Kriminalisasi Botok & Teguh, Runtuh Lagi Kepercayaan Masyarakat Pada Polisi dan Lembaga Perwakilan Rakyat

Memutus Aliran Darah AMPB, Botok dan Teguh cs Ditangkap | Polri Diharapkan Kembali Untuk Masyarakat. *** photo AMOI

Forum Kota | Keadilan Bagi Yang Berhak | Drama Politik dan Hukum yang ditampilkan “penguasa” di kabupaten Pati sungguh mencengangkan masyarakat seantero negeri sebagai pemirsanya. Akibat dari pertunjukan drama yang kontroversial tersebut, banyak Masyarakat (warganet) yang terpicu kembali untuk tidak mempercayai lembaga hukum (Polri) dan lembaga perwakilan rakyat (DPR/D).

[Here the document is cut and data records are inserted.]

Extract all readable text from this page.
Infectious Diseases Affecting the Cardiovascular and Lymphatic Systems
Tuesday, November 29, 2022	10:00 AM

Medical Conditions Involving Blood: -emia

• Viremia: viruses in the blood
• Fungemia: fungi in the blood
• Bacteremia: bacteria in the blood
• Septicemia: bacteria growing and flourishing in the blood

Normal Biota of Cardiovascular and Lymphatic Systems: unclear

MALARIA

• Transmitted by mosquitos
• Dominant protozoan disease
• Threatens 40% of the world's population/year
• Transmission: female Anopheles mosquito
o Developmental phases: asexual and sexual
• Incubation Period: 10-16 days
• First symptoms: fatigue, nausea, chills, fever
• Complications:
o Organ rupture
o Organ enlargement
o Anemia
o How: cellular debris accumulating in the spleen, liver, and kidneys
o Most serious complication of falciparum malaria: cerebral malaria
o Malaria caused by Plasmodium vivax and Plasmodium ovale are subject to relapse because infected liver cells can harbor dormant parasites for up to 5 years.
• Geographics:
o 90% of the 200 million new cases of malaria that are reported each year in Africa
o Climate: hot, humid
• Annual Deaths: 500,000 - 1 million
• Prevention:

Slogan “Polri Untuk Masyarakat” yang terpampang di seluruh penjuru tanah air tersebut pun dipertanyakan keseriusannya, setelah dengan ringannya menangkap Botok (Supriyono) dan Teguh Istiyanto Jum’at malam 31/10 lalu.

Seperti diketahui, Botok dan Teguh adalah aktifis Aliansi Masyarakat Pati Bersatu (AMPB) yang giat menyerukan penanganan hukum terhadap Bupati Pati, baik terhadap dugaan menerima aliran commitment fee dalam kasus korupsi proyek pembangunan jalur kereta di Direktur Jenderal Perkeretaapian (DJKA) Kementerian Perhubungan (Kemenhub), maupun Arogansinya yang dinilai Menantang Warga Pati.

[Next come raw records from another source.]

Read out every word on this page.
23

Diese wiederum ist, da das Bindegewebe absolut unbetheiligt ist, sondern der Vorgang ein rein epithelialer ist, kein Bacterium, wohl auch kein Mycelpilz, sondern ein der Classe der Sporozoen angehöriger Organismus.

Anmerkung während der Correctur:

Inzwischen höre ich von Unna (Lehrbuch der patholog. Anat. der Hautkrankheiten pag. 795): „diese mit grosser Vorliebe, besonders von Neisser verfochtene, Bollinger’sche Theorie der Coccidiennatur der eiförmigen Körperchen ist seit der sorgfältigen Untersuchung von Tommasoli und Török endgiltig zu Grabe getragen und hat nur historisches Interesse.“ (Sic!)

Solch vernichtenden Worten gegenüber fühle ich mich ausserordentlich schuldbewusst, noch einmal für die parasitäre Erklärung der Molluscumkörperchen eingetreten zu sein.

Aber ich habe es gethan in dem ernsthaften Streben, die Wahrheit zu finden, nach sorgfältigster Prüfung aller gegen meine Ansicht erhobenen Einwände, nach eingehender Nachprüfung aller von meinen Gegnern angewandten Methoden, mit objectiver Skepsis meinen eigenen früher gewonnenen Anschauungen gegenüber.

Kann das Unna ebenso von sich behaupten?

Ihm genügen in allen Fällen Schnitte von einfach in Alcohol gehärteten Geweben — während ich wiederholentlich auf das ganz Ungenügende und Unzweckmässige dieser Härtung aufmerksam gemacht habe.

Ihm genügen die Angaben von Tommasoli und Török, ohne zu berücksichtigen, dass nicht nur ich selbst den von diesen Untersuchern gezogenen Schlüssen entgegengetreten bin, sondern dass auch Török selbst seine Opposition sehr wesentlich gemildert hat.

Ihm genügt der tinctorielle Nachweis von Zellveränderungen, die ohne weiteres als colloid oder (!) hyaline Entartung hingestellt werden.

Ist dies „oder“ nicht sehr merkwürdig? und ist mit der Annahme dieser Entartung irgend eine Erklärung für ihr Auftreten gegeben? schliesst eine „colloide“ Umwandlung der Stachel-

AMPB sudah beberapa kali melakukan aksi, dan tentu saja kesemuanya menimbulkan kerumunan massa yang tidak sedikit, dan pastinya menyebabkan kemacetan lalu-lintas, tetapi selama ini aman-aman saja, tidak ada penangkapan. Bahkan Polisi selama ini menganggapnya sebagai Dinamika Demokrasi, meskipun AMPB melakukan aksinya hingga bermalam.

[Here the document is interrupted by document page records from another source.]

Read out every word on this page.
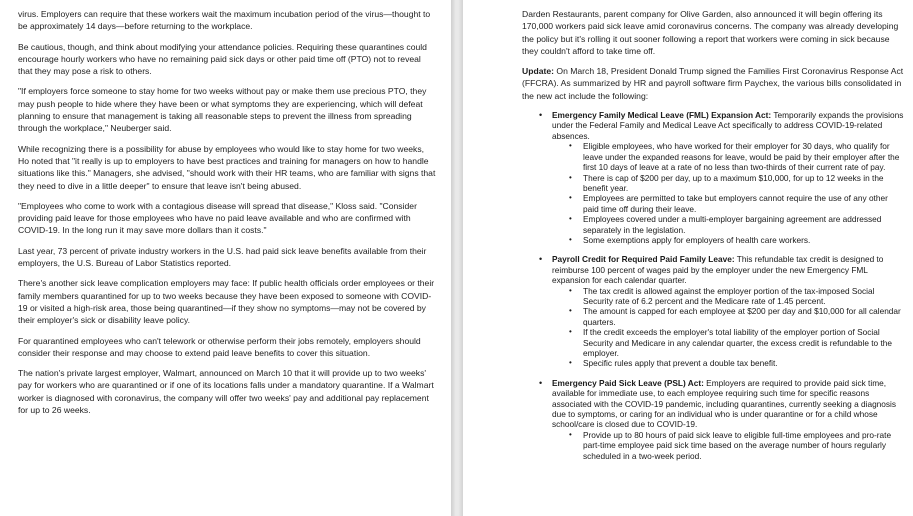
virus. Employers can require that these workers wait the maximum incubation period of the virus—thought to be approximately 14 days—before returning to the workplace.

Be cautious, though, and think about modifying your attendance policies. Requiring these quarantines could encourage hourly workers who have no remaining paid sick days or other paid time off (PTO) not to reveal that they may pose a risk to others.

"If employers force someone to stay home for two weeks without pay or make them use precious PTO, they may push people to hide where they have been or what symptoms they are experiencing, which will defeat planning to ensure that management is taking all reasonable steps to prevent the illness from spreading through the workplace," Neuberger said.

While recognizing there is a possibility for abuse by employees who would like to stay home for two weeks, Ho noted that "it really is up to employers to have best practices and training for managers on how to handle situations like this." Managers, she advised, "should work with their HR teams, who are familiar with signs that they need to dive in a little deeper" to ensure that leave isn't being abused.

"Employees who come to work with a contagious disease will spread that disease," Kloss said. "Consider providing paid leave for those employees who have no paid leave available and who are confirmed with COVID-19. In the long run it may save more dollars than it costs."

Last year, 73 percent of private industry workers in the U.S. had paid sick leave benefits available from their employers, the U.S. Bureau of Labor Statistics reported.

There's another sick leave complication employers may face: If public health officials order employees or their family members quarantined for up to two weeks because they have been exposed to someone with COVID-19 or visited a high-risk area, those being quarantined—if they show no symptoms—may not be covered by their employer's sick or disability leave policy.

For quarantined employees who can't telework or otherwise perform their jobs remotely, employers should consider their response and may choose to extend paid leave benefits to cover this situation.

The nation's private largest employer, Walmart, announced on March 10 that it will provide up to two weeks' pay for workers who are quarantined or if one of its locations falls under a mandatory quarantine. If a Walmart worker is diagnosed with coronavirus, the company will offer two weeks' pay and additional pay replacement for up to 26 weeks.

Darden Restaurants, parent company for Olive Garden, also announced it will begin offering its 170,000 workers paid sick leave amid coronavirus concerns. The company was already developing the policy but it's rolling it out sooner following a report that workers were coming in sick because they couldn't afford to take time off.

Update: On March 18, President Donald Trump signed the Families First Coronavirus Response Act (FFCRA). As summarized by HR and payroll software firm Paychex, the various bills consolidated in the new act include the following:

• Emergency Family Medical Leave (FML) Expansion Act: Temporarily expands the provisions under the Federal Family and Medical Leave Act specifically to address COVID-19-related absences.
• Eligible employees, who have worked for their employer for 30 days, who qualify for leave under the expanded reasons for leave, would be paid by their employer after the first 10 days of leave at a rate of no less than two-thirds of their current rate of pay.
• There is cap of $200 per day, up to a maximum $10,000, for up to 12 weeks in the benefit year.
• Employees are permitted to take but employers cannot require the use of any other paid time off during their leave.
• Employees covered under a multi-employer bargaining agreement are addressed separately in the legislation.
• Some exemptions apply for employers of health care workers.
• Payroll Credit for Required Paid Family Leave: This refundable tax credit is designed to reimburse 100 percent of wages paid by the employer under the new Emergency FML expansion for each calendar quarter.
• The tax credit is allowed against the employer portion of the tax-imposed Social Security rate of 6.2 percent and the Medicare rate of 1.45 percent.
• The amount is capped for each employee at $200 per day and $10,000 for all calendar quarters.
• If the credit exceeds the employer's total liability of the employer portion of Social Security and Medicare in any calendar quarter, the excess credit is refundable to the employer.
• Specific rules apply that prevent a double tax benefit.
• Emergency Paid Sick Leave (PSL) Act: Employers are required to provide paid sick time, available for immediate use, to each employee requiring such time for specific reasons associated with the COVID-19 pandemic, including quarantines, currently seeking a diagnosis due to symptoms, or caring for an individual who is under quarantine or for a child whose school/care is closed due to COVID-19.
• Provide up to 80 hours of paid sick leave to eligible full-time employees and pro-rate part-time employee paid sick time based on the average number of hours regularly scheduled in a two-week period.
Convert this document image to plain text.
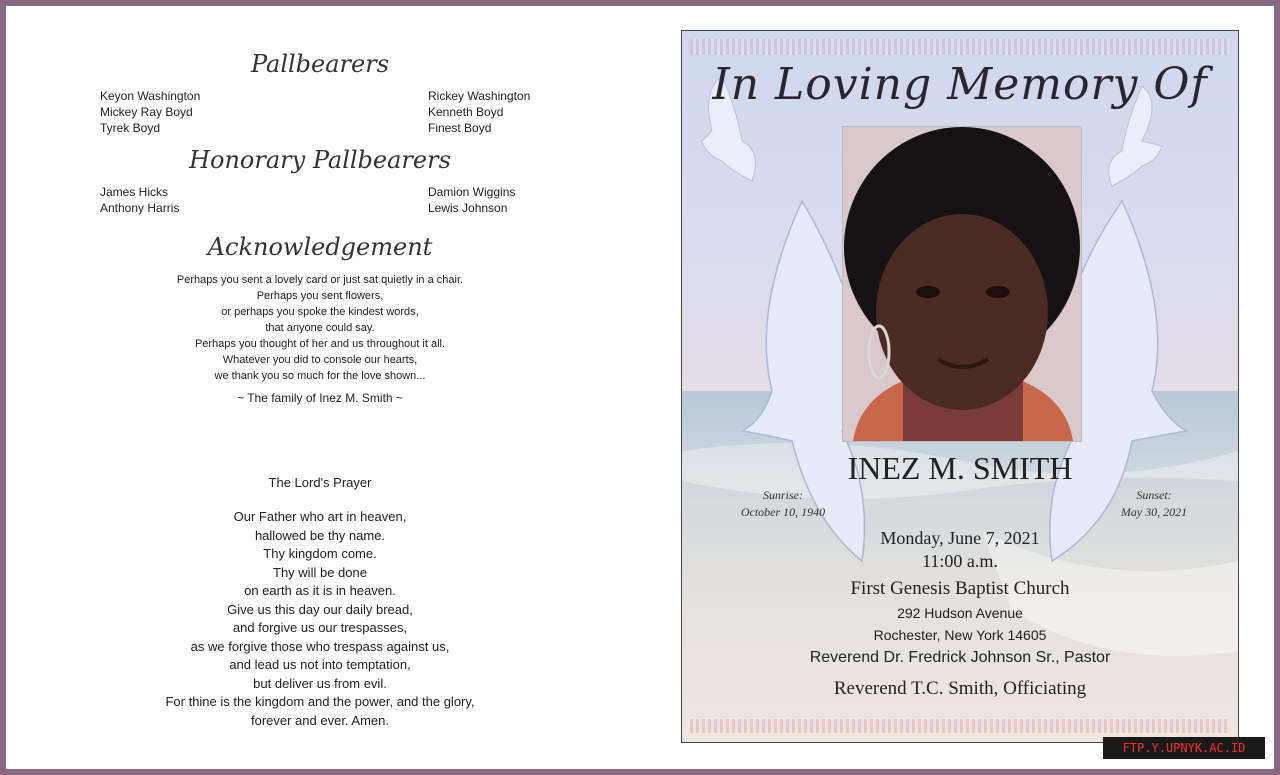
Pallbearers
Keyon Washington
Mickey Ray Boyd
Tyrek Boyd
Rickey Washington
Kenneth Boyd
Finest Boyd
Honorary Pallbearers
James Hicks
Anthony Harris
Damion Wiggins
Lewis Johnson
Acknowledgement
Perhaps you sent a lovely card or just sat quietly in a chair.
Perhaps you sent flowers,
or perhaps you spoke the kindest words,
that anyone could say.
Perhaps you thought of her and us throughout it all.
Whatever you did to console our hearts,
we thank you so much for the love shown...
~ The family of Inez M. Smith ~
The Lord's Prayer
Our Father who art in heaven,
hallowed be thy name.
Thy kingdom come.
Thy will be done
on earth as it is in heaven.
Give us this day our daily bread,
and forgive us our trespasses,
as we forgive those who trespass against us,
and lead us not into temptation,
but deliver us from evil.
For thine is the kingdom and the power, and the glory,
forever and ever. Amen.
In Loving Memory Of
INEZ M. SMITH
Sunrise:
October 10, 1940
Sunset:
May 30, 2021
Monday, June 7, 2021
11:00 a.m.
First Genesis Baptist Church
292 Hudson Avenue
Rochester, New York 14605
Reverend Dr. Fredrick Johnson Sr., Pastor
Reverend T.C. Smith, Officiating
FTP.Y.UPNYK.AC.ID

Tapi entah apa yang terjadi, setelah DPRD Pati Gagal Memakzulkan Bupati Sudewo, polisi sepertinya sangat menghendaki pentolan AMPB untuk dipidanakan. Hal tersebut tercermin dari Pasal Berlapis yang disangkakan, artinya bila meleset Pasal pertama, diharapkan dapat terjerat dengan Pasa-pasal berikutnya. Pokoknya Harus Dipidana, begitulah nafas dari Pasal Berlapis.

Pasal pertama adalah Pasal 192 ayat (1) KUHP dengan ancaman hukuman mencapai15 tahun, kedua Pasal 160 KUHP dengan ancaman hukuman hingga 6 tahun, Ketiga Pasal 169 ayat (1) dan (2) KUHP dengan ancaman hukuman mencapai 6 tahun kurungan.

Perlakuan penerapan hukum oleh polisi ini dinilai sangat aneh. Sebab alasan utamanya adalah telah melakukan Pemblokiran Jalan Nasional Selama 15 Menit. Padahal, saat terjadi Demo ODOL oleh ratusan pengemudi truck yang mengakibatkan kemacetan total berjam-jam pada Jalan Nasional di berbagai wilayah Jawa Tengah, Tindakan hukum yang dilakukan Polda Jateng hanyalah pengawasan aksi demo.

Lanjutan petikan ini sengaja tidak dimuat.